Il est intéressant de noter que la liturgie – à travers les textes bibliques tirés de l’Apocalypse et de Luc, avec le chant du Magnificat – vise à nous faire non pas tant réfléchir que prier : l’Évangile nous suggère en effet de lire le mystère de Marie à la lumière de sa prière, le Magnificat : l’amour gratuit qui s’étend de génération en génération, la prédilection pour les plus petits et les pauvres trouve en Marie son meilleur fruit, on pourrait dire son chef-d’œuvre, un miroir dans lequel tout le peuple de Dieu peut refléter ses propres traits. La solennité de l’Assomption de la Bienheureuse Vierge Marie, corps et âme, est le signe éloquent de la confirmation que non seulement “l’âme” mais aussi “la corporéité” est une “chose très belle” (Gn 1,31), au point que, comme en la Vierge Marie, “notre chair” sera assumée au ciel.

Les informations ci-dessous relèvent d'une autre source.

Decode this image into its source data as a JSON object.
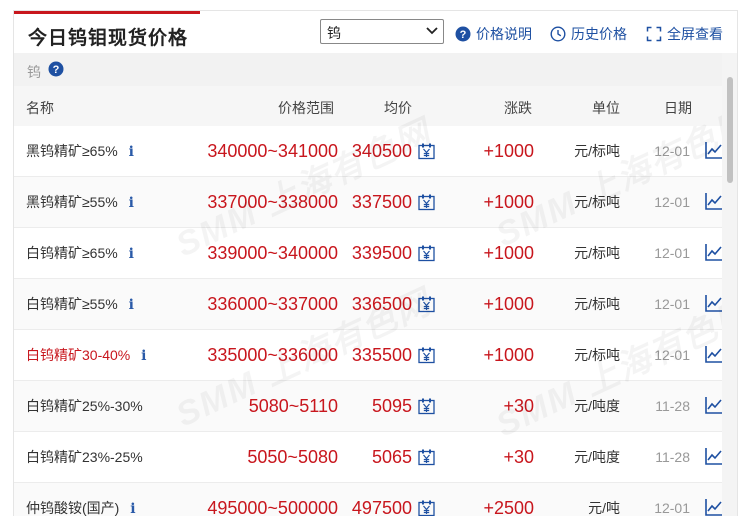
{
  "header": {
    "title": "今日钨钼现货价格",
    "select_value": "钨",
    "tools": [
      {
        "label": "价格说明",
        "icon": "question-circle-icon"
      },
      {
        "label": "历史价格",
        "icon": "clock-icon"
      },
      {
        "label": "全屏查看",
        "icon": "fullscreen-icon"
      }
    ]
  },
  "subbar": {
    "label": "钨",
    "icon": "question-circle-icon"
  },
  "columns": {
    "name": "名称",
    "range": "价格范围",
    "avg": "均价",
    "change": "涨跌",
    "unit": "单位",
    "date": "日期"
  },
  "rows": [
    {
      "name": "黑钨精矿≥65%",
      "info": "i",
      "range": "340000~341000",
      "avg": "340500",
      "change": "+1000",
      "unit": "元/标吨",
      "date": "12-01"
    },
    {
      "name": "黑钨精矿≥55%",
      "info": "i",
      "range": "337000~338000",
      "avg": "337500",
      "change": "+1000",
      "unit": "元/标吨",
      "date": "12-01"
    },
    {
      "name": "白钨精矿≥65%",
      "info": "i",
      "range": "339000~340000",
      "avg": "339500",
      "change": "+1000",
      "unit": "元/标吨",
      "date": "12-01"
    },
    {
      "name": "白钨精矿≥55%",
      "info": "i",
      "range": "336000~337000",
      "avg": "336500",
      "change": "+1000",
      "unit": "元/标吨",
      "date": "12-01"
    },
    {
      "name": "白钨精矿30-40%",
      "info": "i",
      "range": "335000~336000",
      "avg": "335500",
      "change": "+1000",
      "unit": "元/标吨",
      "date": "12-01",
      "highlight": true
    },
    {
      "name": "白钨精矿25%-30%",
      "info": "",
      "range": "5080~5110",
      "avg": "5095",
      "change": "+30",
      "unit": "元/吨度",
      "date": "11-28"
    },
    {
      "name": "白钨精矿23%-25%",
      "info": "",
      "range": "5050~5080",
      "avg": "5065",
      "change": "+30",
      "unit": "元/吨度",
      "date": "11-28"
    },
    {
      "name": "仲钨酸铵(国产)",
      "info": "i",
      "range": "495000~500000",
      "avg": "497500",
      "change": "+2500",
      "unit": "元/吨",
      "date": "12-01"
    }
  ],
  "watermark": [
    "SMM 上海有色网",
    "SMM 上海有色网",
    "SMM 上海有色网",
    "SMM 上海有色网"
  ],
  "colors": {
    "accent": "#c8161d",
    "link": "#1e50a2",
    "up": "#c8161d"
  }
}
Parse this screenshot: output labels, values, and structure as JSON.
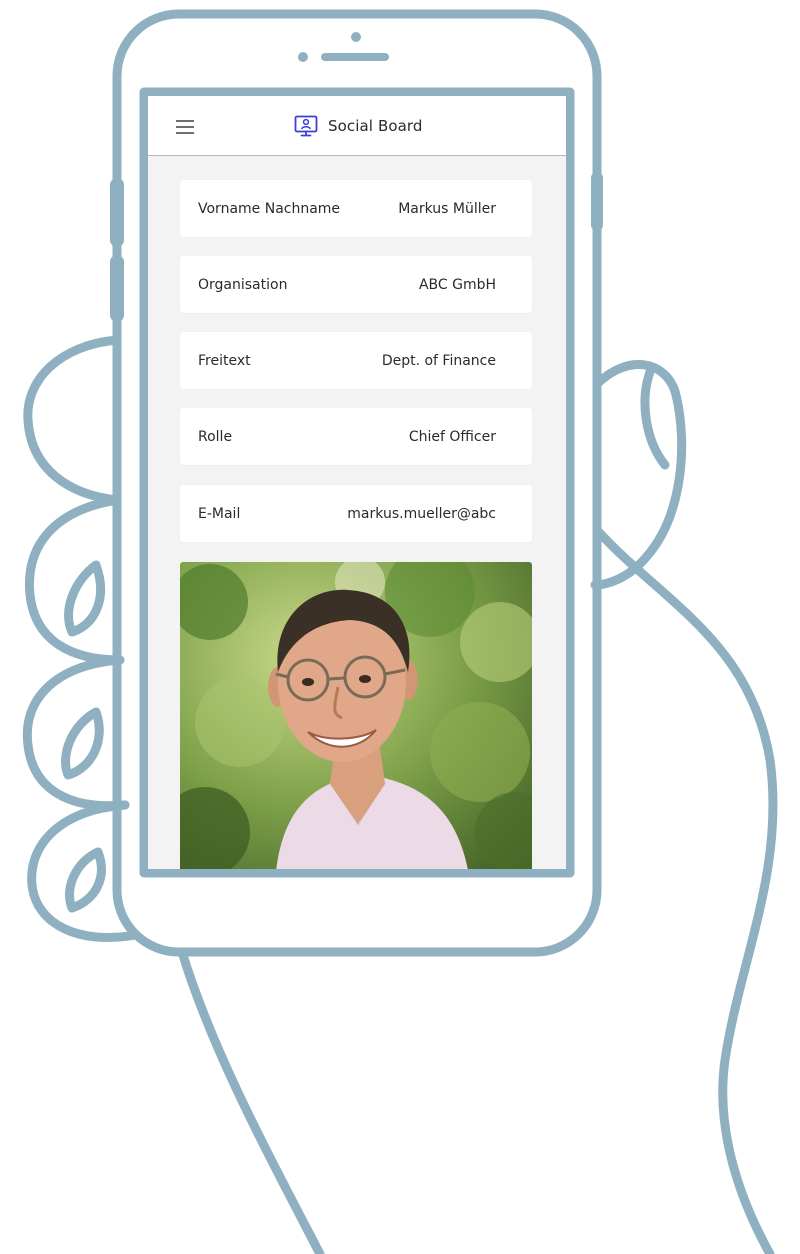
{
  "app": {
    "title": "Social Board",
    "menu_icon": "hamburger-menu-icon",
    "brand_icon": "monitor-user-icon",
    "accent_color": "#3b3fd6"
  },
  "profile": {
    "fields": [
      {
        "label": "Vorname Nachname",
        "value": "Markus Müller"
      },
      {
        "label": "Organisation",
        "value": "ABC GmbH"
      },
      {
        "label": "Freitext",
        "value": "Dept. of Finance"
      },
      {
        "label": "Rolle",
        "value": "Chief Officer"
      },
      {
        "label": "E-Mail",
        "value": "markus.mueller@abc"
      }
    ]
  },
  "illustration": {
    "line_color": "#8fb0c1"
  }
}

Cela ne nous dispense pas de nous engager dans l’histoire ; au contraire, C’est précisément le regard fixé vers le but, vers le Ciel, notre patrie, qui nous pousse à nous engager dans la vie présente selon les lignes du Magnificat : heureux de la miséricorde de Dieu, attentifs à tous les frères et sœurs que nous rencontrons au long du chemin, en commençant par les plus faibles et les plus fragiles.

Rendre graces

Aujourd’hui, la Vierge Marie, avec son Magnificat, nous apprend à rendre louange et gloire à Dieu. Une invitation par laquelle la Vierge Marie, contemplée dans la gloire aujourd’hui, nous invite à dépasser notre habituelle exagération des problèmes et des difficultés. Marie est capable, et aujourd’hui elle nous enseigne aussi, à regarder la vie sous un autre angle : notre cœur est plus grand que nos péchés, et même si notre cœur nous condamne, Dieu est plus grand que notre cœur ! (Cf. 1 Jn 3, 20). Il ne s’agit donc pas de se faire des illusions, comme s’il n’y avait pas de problèmes dans la vie, mais d’apprécier le beau et le bien qu’il y a dans la vie et savoir en rendre grâce à Dieu ! Ainsi, même les problèmes deviennent relatifs.

Dieu surprend

Un second aspect qui mérite d’être souligné en ce jour est le fait que Marie était vierge et Elisabeth stérile. Dieu est celui qui va “au-delà”, qui surprend par son action providentielle de salut.

Le But

Marie est actuellement dans la gloire de Dieu, elle a atteint le but où un jour nous nous retrouverons tous. C’est pourquoi Marie est aujourd’hui signe de consolation et d’espérance, parce que si elle, créature comme nous, y est parvenue, nous aussi nous pouvons y arriver. Gardons notre regard et notre cœur fixés sur elle, qui n’a jamais abandonné son Fils Jésus et qui, avec lui, jouit aujourd’hui de la joie et de la gloire du Ciel. Et confions-nous à elle pour qu’elle nous aide à parcourir le chemin de la vie, en sachant reconnaître les grandes choses que Dieu fait en nous et autour de nous, pour savoir le magnifier par le chant de notre existence.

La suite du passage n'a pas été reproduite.